Reste que consigner de tels faits dans la littérature scientifique demeure une entreprise pour le moins ardue. Lisa Littman, de l’université Brown, fut la première à publier sur la « dysphorie de genre à apparition soudaine » (ou ROGD). Elle fut conspuée comme « transphobe » et essuya une campagne massive et concertée de disqualification de ses recherches. Selon les scientifiques travaillant dans ce domaine, il serait relativement facile de faire publier une étude si elle va dans le sens de l’« affirmation » de genre, mais difficile, voire impossible, si les données mènent à une autre conclusion.

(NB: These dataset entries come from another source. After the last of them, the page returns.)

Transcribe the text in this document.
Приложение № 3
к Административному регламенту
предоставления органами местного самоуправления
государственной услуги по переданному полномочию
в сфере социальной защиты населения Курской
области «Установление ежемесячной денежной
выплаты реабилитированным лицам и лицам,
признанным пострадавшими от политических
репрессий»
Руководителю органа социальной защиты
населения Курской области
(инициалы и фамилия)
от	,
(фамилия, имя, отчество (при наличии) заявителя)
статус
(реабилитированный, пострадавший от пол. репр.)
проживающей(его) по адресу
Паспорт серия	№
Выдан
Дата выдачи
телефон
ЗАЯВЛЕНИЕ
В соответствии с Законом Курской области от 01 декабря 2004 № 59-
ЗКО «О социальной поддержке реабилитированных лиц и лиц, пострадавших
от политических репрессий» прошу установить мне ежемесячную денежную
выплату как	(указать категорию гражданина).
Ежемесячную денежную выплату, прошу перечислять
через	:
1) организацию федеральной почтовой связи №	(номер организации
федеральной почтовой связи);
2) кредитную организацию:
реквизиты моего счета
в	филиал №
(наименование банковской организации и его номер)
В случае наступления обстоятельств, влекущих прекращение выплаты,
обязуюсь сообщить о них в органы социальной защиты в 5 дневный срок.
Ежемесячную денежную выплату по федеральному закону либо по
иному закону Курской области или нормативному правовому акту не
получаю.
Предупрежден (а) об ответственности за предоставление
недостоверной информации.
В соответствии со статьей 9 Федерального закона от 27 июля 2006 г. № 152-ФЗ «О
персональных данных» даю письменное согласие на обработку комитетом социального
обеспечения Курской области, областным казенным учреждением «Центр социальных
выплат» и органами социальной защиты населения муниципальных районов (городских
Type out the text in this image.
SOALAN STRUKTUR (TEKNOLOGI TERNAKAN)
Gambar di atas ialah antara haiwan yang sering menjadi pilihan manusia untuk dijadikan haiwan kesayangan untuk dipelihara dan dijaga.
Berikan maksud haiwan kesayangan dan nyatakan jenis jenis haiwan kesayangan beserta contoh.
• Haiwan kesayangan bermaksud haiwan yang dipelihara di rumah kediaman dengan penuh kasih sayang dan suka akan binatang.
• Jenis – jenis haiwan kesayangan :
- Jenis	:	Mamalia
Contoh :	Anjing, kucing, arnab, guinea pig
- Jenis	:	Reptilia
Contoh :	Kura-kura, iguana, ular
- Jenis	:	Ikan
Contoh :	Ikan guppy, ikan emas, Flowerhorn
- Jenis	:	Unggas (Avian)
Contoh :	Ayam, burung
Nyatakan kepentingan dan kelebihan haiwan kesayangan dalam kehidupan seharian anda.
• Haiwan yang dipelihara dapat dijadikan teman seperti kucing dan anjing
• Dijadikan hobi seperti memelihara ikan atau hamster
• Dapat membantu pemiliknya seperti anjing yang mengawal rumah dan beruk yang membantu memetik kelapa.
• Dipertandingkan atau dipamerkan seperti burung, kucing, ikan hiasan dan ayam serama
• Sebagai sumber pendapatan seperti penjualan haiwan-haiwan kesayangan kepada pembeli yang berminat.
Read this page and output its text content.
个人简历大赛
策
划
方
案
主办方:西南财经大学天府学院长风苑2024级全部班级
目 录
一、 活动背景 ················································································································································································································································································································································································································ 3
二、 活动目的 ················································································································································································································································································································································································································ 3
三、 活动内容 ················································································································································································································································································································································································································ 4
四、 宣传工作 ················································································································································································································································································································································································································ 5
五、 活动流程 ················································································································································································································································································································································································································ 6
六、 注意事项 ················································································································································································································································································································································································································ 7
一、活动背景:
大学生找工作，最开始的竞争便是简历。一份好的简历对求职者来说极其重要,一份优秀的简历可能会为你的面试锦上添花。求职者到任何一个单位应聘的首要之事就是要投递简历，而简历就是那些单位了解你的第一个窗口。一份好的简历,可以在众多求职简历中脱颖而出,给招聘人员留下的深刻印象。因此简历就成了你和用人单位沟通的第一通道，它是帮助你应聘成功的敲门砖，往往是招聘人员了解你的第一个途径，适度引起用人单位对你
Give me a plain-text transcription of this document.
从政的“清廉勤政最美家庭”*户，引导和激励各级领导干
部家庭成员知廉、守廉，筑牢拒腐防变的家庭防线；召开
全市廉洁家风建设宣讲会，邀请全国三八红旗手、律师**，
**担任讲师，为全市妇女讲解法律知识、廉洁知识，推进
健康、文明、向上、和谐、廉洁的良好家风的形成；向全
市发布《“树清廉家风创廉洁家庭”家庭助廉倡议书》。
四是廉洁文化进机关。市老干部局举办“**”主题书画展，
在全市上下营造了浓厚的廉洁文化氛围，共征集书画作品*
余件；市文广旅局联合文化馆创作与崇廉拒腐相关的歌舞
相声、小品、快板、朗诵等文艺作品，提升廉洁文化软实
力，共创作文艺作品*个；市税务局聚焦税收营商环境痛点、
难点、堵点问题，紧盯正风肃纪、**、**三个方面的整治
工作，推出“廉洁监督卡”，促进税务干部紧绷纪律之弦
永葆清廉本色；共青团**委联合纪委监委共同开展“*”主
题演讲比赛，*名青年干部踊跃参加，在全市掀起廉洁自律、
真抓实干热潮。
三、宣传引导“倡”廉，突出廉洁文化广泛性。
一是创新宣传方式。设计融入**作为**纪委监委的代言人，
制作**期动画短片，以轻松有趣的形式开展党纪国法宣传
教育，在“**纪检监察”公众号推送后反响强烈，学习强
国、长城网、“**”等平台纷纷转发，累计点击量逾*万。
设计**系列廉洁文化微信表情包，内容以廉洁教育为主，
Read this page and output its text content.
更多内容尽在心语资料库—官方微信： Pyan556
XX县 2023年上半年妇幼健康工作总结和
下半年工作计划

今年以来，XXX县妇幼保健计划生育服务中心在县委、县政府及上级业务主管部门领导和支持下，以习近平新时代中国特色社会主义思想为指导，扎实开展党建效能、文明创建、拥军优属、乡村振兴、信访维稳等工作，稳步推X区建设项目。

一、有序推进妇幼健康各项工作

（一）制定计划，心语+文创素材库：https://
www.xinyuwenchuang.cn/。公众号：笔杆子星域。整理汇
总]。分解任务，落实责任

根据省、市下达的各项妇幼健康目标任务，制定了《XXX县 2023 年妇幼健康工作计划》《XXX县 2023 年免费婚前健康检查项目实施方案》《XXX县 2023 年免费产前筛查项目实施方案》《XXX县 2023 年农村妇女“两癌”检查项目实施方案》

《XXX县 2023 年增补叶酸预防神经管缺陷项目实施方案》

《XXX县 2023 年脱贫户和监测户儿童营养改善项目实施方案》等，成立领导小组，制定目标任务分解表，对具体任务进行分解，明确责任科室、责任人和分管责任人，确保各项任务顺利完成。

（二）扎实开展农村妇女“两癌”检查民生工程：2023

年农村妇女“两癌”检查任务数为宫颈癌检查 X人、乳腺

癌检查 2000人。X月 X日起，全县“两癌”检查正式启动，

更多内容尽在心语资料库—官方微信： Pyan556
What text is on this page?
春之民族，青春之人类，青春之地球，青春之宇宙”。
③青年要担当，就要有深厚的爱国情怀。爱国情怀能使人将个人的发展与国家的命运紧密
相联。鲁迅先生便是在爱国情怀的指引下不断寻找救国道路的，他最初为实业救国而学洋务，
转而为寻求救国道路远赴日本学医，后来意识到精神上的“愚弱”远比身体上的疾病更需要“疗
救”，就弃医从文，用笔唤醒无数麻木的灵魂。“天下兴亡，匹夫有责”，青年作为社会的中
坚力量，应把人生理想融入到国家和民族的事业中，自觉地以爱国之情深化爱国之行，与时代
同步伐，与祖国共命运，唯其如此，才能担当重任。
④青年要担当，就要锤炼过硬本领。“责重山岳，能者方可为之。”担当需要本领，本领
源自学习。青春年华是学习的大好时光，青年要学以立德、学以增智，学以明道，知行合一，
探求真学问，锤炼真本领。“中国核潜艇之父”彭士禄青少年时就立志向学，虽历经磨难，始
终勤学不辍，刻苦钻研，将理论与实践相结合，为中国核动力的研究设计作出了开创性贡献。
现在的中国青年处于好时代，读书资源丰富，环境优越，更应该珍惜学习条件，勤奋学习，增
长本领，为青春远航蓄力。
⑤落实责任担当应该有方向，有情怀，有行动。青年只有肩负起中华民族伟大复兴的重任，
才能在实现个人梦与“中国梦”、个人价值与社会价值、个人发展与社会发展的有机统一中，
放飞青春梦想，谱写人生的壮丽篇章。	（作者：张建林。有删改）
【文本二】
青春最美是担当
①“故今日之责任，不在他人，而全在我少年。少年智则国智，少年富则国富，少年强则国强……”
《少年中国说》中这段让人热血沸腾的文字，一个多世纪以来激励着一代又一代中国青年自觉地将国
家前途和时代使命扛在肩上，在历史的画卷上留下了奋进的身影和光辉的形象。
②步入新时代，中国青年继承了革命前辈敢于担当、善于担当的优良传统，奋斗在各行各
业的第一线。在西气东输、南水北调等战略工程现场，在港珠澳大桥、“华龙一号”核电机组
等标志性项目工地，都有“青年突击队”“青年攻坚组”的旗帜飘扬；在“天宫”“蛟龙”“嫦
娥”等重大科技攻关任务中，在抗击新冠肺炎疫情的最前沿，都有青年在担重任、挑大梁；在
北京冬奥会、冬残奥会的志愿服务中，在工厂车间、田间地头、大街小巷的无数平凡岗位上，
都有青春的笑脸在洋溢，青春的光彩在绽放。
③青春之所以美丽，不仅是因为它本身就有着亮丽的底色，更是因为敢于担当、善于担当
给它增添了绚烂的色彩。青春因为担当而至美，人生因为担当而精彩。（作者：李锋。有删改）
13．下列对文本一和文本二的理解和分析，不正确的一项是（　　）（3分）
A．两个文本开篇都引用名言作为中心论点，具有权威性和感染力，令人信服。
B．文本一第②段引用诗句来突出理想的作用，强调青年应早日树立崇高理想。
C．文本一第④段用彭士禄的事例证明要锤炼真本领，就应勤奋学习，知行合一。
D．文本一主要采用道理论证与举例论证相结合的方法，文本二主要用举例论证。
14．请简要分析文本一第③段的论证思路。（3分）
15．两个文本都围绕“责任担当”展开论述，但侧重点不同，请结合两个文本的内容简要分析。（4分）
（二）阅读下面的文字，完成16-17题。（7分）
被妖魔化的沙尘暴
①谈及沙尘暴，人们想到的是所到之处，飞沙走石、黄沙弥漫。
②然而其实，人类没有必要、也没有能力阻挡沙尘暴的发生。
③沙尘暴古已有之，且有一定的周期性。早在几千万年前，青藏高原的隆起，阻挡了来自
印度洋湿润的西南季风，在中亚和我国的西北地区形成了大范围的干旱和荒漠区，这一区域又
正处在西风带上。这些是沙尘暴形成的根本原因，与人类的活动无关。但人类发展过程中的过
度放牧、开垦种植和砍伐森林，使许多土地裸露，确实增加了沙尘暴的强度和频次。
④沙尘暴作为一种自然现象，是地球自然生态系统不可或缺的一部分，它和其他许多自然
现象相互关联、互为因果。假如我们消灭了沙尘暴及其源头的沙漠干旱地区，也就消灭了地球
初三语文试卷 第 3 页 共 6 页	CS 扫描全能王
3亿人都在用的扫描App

Comme je l’ai déjà indiqué, ma propre expérience m’amène à penser que les efforts visant à protéger l’idéologie du genre de la critique sont le plus vigoureusement menés par une sous-section, spécifique et identifiable, de la communauté transgenre. Il est courant, pour les hommes autogynéphiles se déclarant brusquement trans, d’éprouver un sentiment d’insécurité, voire de honte, d’autant plus que le processus de transition peut avoir un effet traumatisant sur leurs familles.

Exiger que le monde les reconnaisse comme de véritables femmes est une stratégie visant à les décharger de toute responsabilité. Si le genre est une qualité innée, comme la taille ou l’orientation sexuelle, comment peuvent-ils en être moralement responsables ? L’idéologie du genre a tout d’un outil qui leur sert à légitimer ce réflexe émotionnel. Du rejet soudain de leur ancienne vie, ils font une expédition mystique vers la vérité de leur âme genrée.

Cela va sans dire : les adultes sont tout à fait libres d’agir de la sorte – et de s’expliquer auprès de leurs amis et de leurs proches comme il leur sied. Malheureusement, ce mysticisme du genre est romancé d’une manière à rendre la transformation attrayante pour les enfants, en particulier ceux ayant du mal avec leur identité et leurs relations.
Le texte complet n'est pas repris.